Come see us launch @ CODAME SubZero
During a summer EECS class at UC Berkeley, three students decided to pitch an ambitious idea to their professor---to build a Laser MIDI controller that can play music through a Plasma Speaker instead of the planned class project---and do it in a matter of a few weeks. Thanks to Professor Josh Hug and Ference Kovac, the National Instruments Laboratory in Cory Hall, and the funding provided by the EECS department, the 5X transduction system was designed and built by Luke Calderin, Dan Lynch, and Joey Talia: the laser harp technology required the conversion of laser beams into voltages and then voltages into the serial MIDI protocol via a micro-controller.

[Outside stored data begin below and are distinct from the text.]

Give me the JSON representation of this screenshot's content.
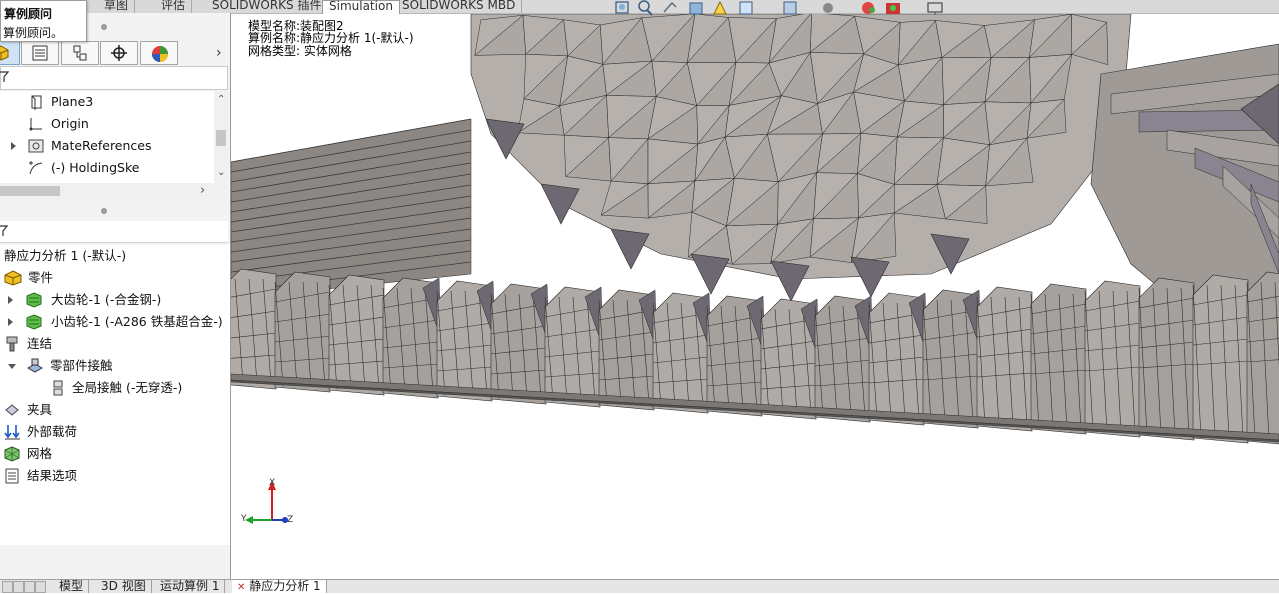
{
  "tooltip": {
    "title": "算例顾问",
    "text": "算例顾问。"
  },
  "ribbon": {
    "tabs": [
      "草图",
      "评估",
      "SOLIDWORKS 插件",
      "Simulation",
      "SOLIDWORKS MBD"
    ],
    "active": "Simulation"
  },
  "feature_tree": {
    "items": [
      {
        "label": "Plane3",
        "icon": "plane-icon"
      },
      {
        "label": "Origin",
        "icon": "origin-icon"
      },
      {
        "label": "MateReferences",
        "icon": "mate-references-icon"
      },
      {
        "label": "(-) HoldingSke",
        "icon": "sketch-icon"
      }
    ]
  },
  "study_tree": {
    "study": "静应力分析 1 (-默认-)",
    "parts_label": "零件",
    "part1": "大齿轮-1 (-合金钢-)",
    "part2": "小齿轮-1 (-A286 铁基超合金-)",
    "connections": "连结",
    "component_contacts": "零部件接触",
    "global_contact": "全局接触 (-无穿透-)",
    "fixtures": "夹具",
    "external_loads": "外部载荷",
    "mesh": "网格",
    "result_options": "结果选项"
  },
  "viewport": {
    "model_name": "模型名称:装配图2",
    "study_name": "算例名称:静应力分析 1(-默认-)",
    "mesh_type": "网格类型: 实体网格",
    "triad": {
      "x": "X",
      "y": "Y",
      "z": "Z"
    }
  },
  "bottom_tabs": [
    "模型",
    "3D 视图",
    "运动算例 1",
    "静应力分析 1"
  ],
  "colors": {
    "mesh_fill": "#a9a49f",
    "mesh_dark": "#6e6872",
    "mesh_line": "#2a2a2a",
    "panel_bg": "#f3f3f3"
  }
}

The plasma speaker converted audio signals into plasma, which required performing surgery on an old CRT monitor, a 10 foot PVC pipe (although Luke still got electrocuted), and a series of MOSFETs with a power supply of 10,000 Volts.

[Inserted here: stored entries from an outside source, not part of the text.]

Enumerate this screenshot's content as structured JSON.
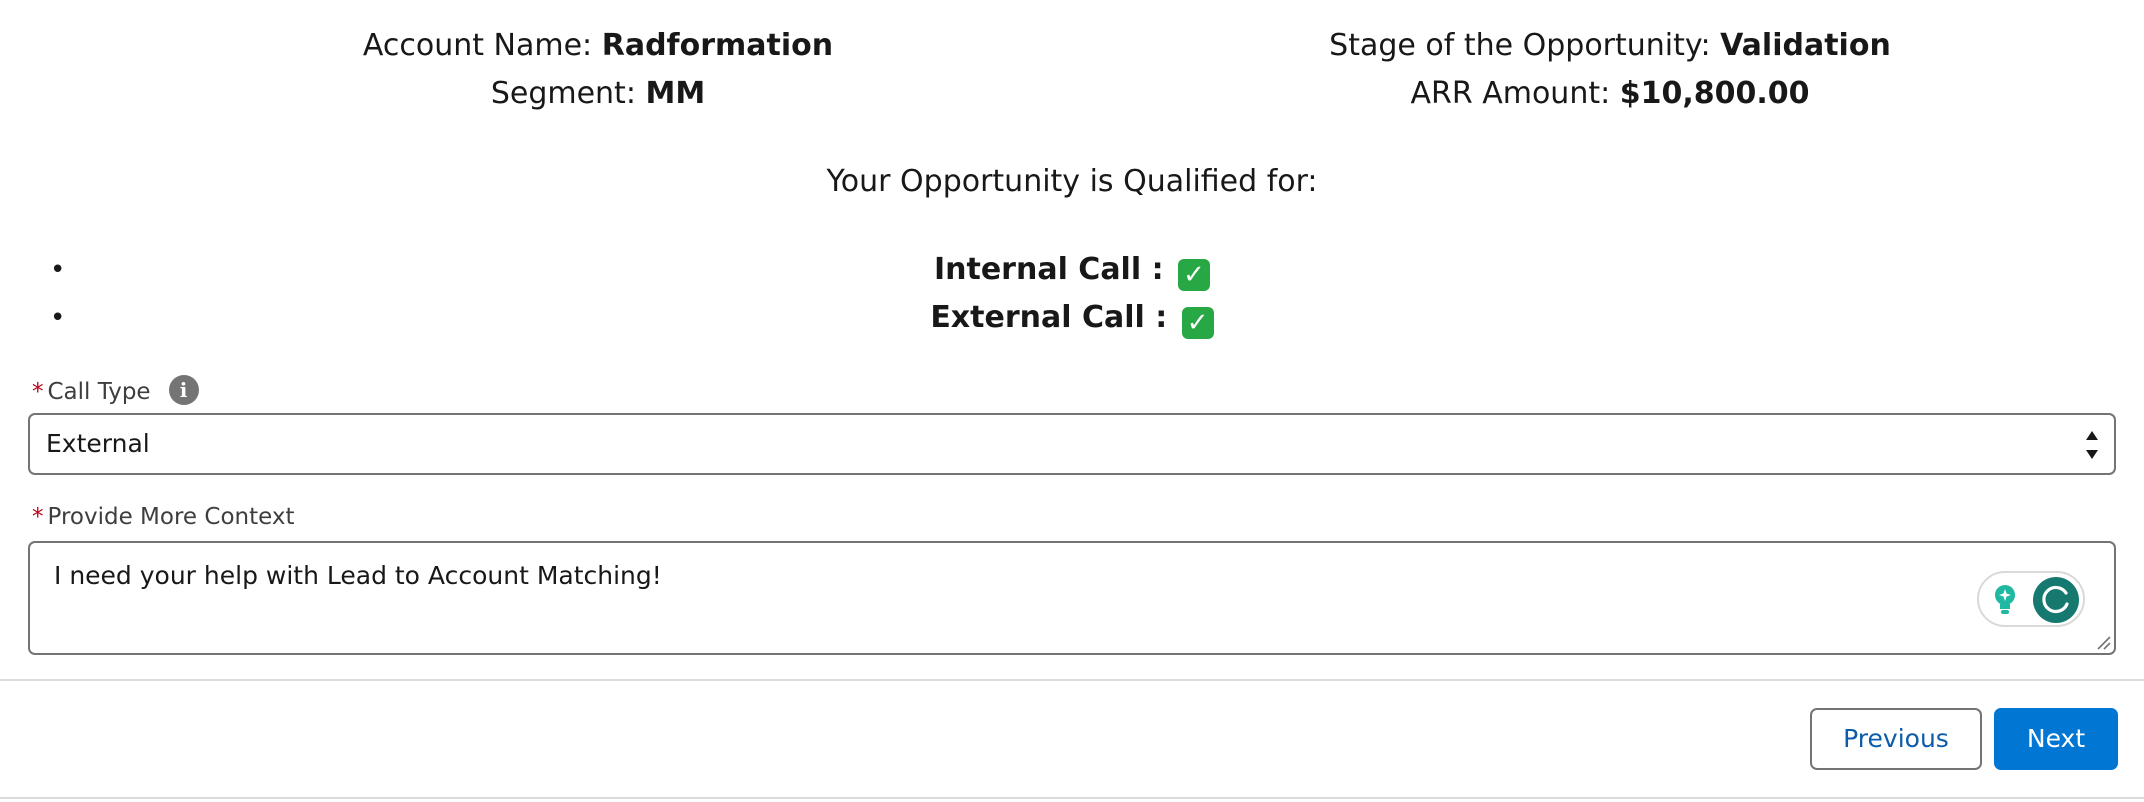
{
  "summary": {
    "account_label": "Account Name: ",
    "account_value": "Radformation",
    "segment_label": "Segment: ",
    "segment_value": "MM",
    "stage_label": "Stage of the Opportunity: ",
    "stage_value": "Validation",
    "arr_label": "ARR Amount: ",
    "arr_value": "$10,800.00"
  },
  "qualification": {
    "title": "Your Opportunity is Qualified for:",
    "items": [
      {
        "label": "Internal Call : ",
        "status_icon": "check-mark-emoji"
      },
      {
        "label": "External Call : ",
        "status_icon": "check-mark-emoji"
      }
    ]
  },
  "call_type": {
    "label": "Call Type",
    "required_marker": "*",
    "value": "External"
  },
  "context": {
    "label": "Provide More Context",
    "required_marker": "*",
    "value": "I need your help with Lead to Account Matching!"
  },
  "footer": {
    "previous_label": "Previous",
    "next_label": "Next"
  },
  "colors": {
    "brand_blue": "#0176d3",
    "required_red": "#ba0517",
    "check_green": "#27a844",
    "grammar_green": "#16796f"
  }
}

The speaker was a success, playing voltage-driven dubstep, and the laser harp system is currently polyphonic, allowing a user to play multiple notes on any digital music application that works with MIDI, with extremely quick response times. Luke has continued to advance the laser harp technology to go from millisecond response times to nanoseconds and has drastically improved the design. The plan is to provide a mass-producible version that is much leaner than the other laser harps out there that use arduinos and other more expensive technologies to produce less responsive results.